Although exhilarated by F1’s new 2019 aerodynamic rules, Mercedes’ James Allison says there is always the worry about dropping the ball and getting it wrong.
Formula 1 has introduced new aerodynamic regulations for this year’s championship, with the main changes relating to the wings.
The 2019 cars’ front wings will be wider, higher and simpler while the rear wing also higher and wider to create a bigger slipstream for the car behind.
There are also simpler endplates while the bargeboards have also undergone changes.
“Regulation changes are both opportunity and threat,” Mercedes technical director Allison said at the unveiling of Mercedes’ 2019 car, the W10.
“They are an opportunity because all the old assumptions about what you need to have to be quick are swept away and, if you are fleet of foot and smart in dealing with that, you can do better than all the other teams that are tackling the same change.
“They are a threat because if you are not as smart and you didn’t see how to make the most of these new regulations, then you’ll certainly suffer in the coming season.
“But they are always exhilarating because you have that sharp sense of anxiety that you might not be doing enough but equally the thrill and excitement of looking forward to finding out.”
— Mercedes-AMG F1 (@MercedesAMGF1) February 13, 2019
The team has also worked to eradicate the W10’s predecessor’s weakness while building on its strengths.
The team is hoping that the new car will work better with its Pirellis, something they struggled with at times in 2018.

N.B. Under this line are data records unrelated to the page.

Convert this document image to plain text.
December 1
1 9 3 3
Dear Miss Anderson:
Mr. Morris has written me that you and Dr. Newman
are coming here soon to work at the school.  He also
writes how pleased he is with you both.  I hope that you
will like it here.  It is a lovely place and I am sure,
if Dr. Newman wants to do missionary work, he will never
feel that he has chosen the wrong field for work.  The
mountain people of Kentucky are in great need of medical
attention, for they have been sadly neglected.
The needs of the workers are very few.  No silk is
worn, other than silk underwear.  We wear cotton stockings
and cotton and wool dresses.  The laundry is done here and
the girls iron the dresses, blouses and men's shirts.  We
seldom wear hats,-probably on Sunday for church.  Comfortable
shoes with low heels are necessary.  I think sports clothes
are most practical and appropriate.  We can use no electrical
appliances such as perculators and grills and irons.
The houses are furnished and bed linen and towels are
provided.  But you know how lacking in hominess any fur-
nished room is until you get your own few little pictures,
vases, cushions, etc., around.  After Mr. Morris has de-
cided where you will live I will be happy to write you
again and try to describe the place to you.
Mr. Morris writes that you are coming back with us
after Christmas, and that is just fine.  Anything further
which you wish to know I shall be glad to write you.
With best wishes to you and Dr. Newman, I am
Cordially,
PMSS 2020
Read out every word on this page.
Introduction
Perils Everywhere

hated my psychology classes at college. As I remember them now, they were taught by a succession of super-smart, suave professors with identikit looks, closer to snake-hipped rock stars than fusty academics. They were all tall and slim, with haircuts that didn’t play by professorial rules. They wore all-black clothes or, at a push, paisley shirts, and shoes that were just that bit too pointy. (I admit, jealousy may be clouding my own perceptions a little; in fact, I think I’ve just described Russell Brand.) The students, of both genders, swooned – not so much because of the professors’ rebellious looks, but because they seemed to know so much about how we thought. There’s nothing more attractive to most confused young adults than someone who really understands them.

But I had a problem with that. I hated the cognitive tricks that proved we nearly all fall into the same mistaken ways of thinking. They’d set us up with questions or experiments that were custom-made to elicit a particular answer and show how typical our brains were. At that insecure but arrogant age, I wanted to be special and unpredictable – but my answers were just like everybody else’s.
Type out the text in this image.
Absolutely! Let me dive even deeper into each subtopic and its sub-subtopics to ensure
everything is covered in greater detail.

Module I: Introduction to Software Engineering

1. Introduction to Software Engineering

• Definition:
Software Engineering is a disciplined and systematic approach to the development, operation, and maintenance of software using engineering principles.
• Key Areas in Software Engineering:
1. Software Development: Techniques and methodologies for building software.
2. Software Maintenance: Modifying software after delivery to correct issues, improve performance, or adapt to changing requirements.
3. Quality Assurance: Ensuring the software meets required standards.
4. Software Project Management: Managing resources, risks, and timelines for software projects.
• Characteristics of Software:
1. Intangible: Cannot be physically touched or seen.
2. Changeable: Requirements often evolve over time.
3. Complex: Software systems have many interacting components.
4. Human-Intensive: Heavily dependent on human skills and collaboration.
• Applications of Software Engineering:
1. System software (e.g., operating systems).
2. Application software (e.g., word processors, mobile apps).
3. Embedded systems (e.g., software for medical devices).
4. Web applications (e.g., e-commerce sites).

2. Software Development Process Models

“The handling of the W09 was a big improvement over the rather idiosyncratic W08,” said Allison. “We managed to be competitive at tracks which had plagued us in recent years.
“However, notwithstanding this improvement, we were still not as good as some of our competitors at preserving the performance of the rear tyres.
“We have worked hard on the suspension and aerodynamic characteristics to deliver a car that will be much kinder to its tyres – enough, we hope, to allow us to be competitive at all phases of the race and at each track on the calendar.
“Even though the minimum weight limit was lifted by 10kg for 2019, weight reduction remains a real challenge on the current generation of F1 cars. Components that we felt were stripped to the bone in 2018 have been taken, one by one, and subjected to a further round of aggressive analysis to shave further weight from them.
“Some components surrender what feels like a giant step of half a kilo, others just a few grams, but collectively each of these victories add up to a handful of kilos that have been invested back in the car on aerodynamics, suspension and Power Unit to bring performance.”